Я расстегнула ремень, первую пуговицу — и на этот раз Амандина встрепенулась:
— Что это вы с ним делаете?
— Ничего особенного. Проверяю его половое созревание.
— Тому десять лет.
— Вот именно.
Амандина не посмела со мной спорить. Наверное, читала на медицинских сайтах, по которым шастала, про случаи раннего полового созревания, про мальчиков, которые становятся маленькими мужчинами. И я продолжила.
Расстегнула оставшиеся пуговицы. Приспустила джинсы и чуть-чуть, на пару сантиметров, синие трусы.
И моя рука окаменела.
Это невозможно! Совершенно невозможно, логически и с медицинский точки зрения невозможно!
И все же я знала — еще до того, как начала осматривать Тома, знала, что она там окажется.
В укромном, теплом местечке.
Улика, которую можно спрятать, но нельзя уничтожить.
Четко очерченная ангиома в форме капли, будто справа к паху Тома стекала темная слеза. В точности как у Эстебана.
Его родимое пятно.
Отметина, подделать которую невозможно.
Том продолжал лежать — я не предложила ему встать и одеться.
И уже ни в чем не была уверена.
Я могла допустить физическое сходство, могла допустить появление мальчика в таких же шортах на том же пляже — но это пятно? Как поверить, что это дело случая, великой генетической лотереи?

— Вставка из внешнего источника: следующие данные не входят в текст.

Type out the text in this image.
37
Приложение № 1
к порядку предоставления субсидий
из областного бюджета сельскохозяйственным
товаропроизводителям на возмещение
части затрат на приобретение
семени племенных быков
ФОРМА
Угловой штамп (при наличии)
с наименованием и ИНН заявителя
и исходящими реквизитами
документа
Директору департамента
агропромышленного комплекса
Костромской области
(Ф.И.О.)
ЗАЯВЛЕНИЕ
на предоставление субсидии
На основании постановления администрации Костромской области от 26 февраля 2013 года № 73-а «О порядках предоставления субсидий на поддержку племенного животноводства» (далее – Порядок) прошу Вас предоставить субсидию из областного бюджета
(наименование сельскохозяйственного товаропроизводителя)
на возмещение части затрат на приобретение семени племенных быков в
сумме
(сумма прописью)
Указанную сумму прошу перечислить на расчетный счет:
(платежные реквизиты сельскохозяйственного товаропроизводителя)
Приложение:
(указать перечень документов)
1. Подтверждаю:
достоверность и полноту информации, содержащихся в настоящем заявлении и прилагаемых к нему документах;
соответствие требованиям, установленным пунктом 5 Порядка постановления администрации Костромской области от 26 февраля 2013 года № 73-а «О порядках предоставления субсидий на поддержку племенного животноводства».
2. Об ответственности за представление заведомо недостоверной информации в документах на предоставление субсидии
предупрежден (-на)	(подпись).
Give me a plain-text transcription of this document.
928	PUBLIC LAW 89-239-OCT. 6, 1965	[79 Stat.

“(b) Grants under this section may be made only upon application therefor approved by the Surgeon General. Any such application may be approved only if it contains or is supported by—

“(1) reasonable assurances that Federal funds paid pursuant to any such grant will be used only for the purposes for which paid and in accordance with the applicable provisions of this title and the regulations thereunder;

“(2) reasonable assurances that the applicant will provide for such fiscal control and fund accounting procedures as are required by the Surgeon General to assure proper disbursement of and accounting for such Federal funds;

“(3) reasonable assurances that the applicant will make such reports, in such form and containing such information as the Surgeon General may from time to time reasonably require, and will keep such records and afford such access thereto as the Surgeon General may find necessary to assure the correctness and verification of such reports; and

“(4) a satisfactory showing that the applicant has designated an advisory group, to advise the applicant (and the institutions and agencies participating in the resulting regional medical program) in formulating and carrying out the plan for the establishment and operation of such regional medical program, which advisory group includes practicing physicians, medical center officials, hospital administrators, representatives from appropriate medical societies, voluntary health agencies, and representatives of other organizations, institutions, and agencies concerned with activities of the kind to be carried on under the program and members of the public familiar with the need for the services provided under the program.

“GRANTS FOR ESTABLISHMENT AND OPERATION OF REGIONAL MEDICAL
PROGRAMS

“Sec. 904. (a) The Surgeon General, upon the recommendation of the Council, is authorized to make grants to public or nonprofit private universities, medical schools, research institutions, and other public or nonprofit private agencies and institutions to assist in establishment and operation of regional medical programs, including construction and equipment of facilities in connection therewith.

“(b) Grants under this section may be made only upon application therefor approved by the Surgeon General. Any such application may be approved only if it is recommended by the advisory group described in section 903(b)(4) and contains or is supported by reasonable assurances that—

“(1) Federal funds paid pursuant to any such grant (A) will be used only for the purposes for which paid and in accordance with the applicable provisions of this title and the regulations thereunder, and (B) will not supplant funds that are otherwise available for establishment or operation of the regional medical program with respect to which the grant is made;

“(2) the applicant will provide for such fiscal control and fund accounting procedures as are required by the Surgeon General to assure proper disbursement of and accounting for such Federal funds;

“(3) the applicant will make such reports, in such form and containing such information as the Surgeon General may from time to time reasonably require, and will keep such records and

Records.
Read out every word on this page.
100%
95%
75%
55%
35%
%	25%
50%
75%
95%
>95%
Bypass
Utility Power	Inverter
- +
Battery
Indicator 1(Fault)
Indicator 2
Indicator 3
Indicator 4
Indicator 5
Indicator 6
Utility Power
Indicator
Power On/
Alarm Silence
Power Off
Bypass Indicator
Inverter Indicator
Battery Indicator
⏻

Может, я сошла с ума? А это галлюцинация?
Я продолжала осторожно ощупывать темную отметину. Рядом со мной Амандина нетерпеливо ждала окончания осмотра. Я с трудом удержалась, чтобы не забросать ее вопросами. Кто отец Тома? Откуда у него взялись шорты цвета индиго? Почему она решила поехать в Сен-Жан-де-Люз? Должно же существовать объяснение…
И как только Амандина подалась вперед, явно собираясь заявить, что осмотр закончен, я задала единственный вопрос, какой могла задать, не выдав себя. Чуть ниже приспустив трусы Тома и сдерживая дрожь в пальцах, я спросила:
— Когда у него появилось это родимое пятно?
— А вы как думаете, если это родимое пятно? При рождении, должно быть?
Амандина снова уставилась на меня с недоверием. Преимущество было на ее стороне. Зачем только я ляпнула такую глупость? Мне надо было потянуть время, чтобы внимательно рассмотреть отметину. Надо было придумать еще какой-нибудь вопрос. Я снова потрогала ангиому и сдвинула брови, словно была обеспокоена. Если присмотреться получше, пятно было не совсем таким, как у Эстебана, чуть светлее, чуть меньше, — но я знала, что ангиомы, особенно детские, изменяются, а в восьмидесяти процентах случаев и вовсе со временем исчезают.
Я касалась кончиками пальцев теплой кожи Тома. Мальчик не шевелился. Такой же послушный и серьезный, как Эстебан. За всем наблюдает, все анализирует, ни с кем не делясь своими мыслями.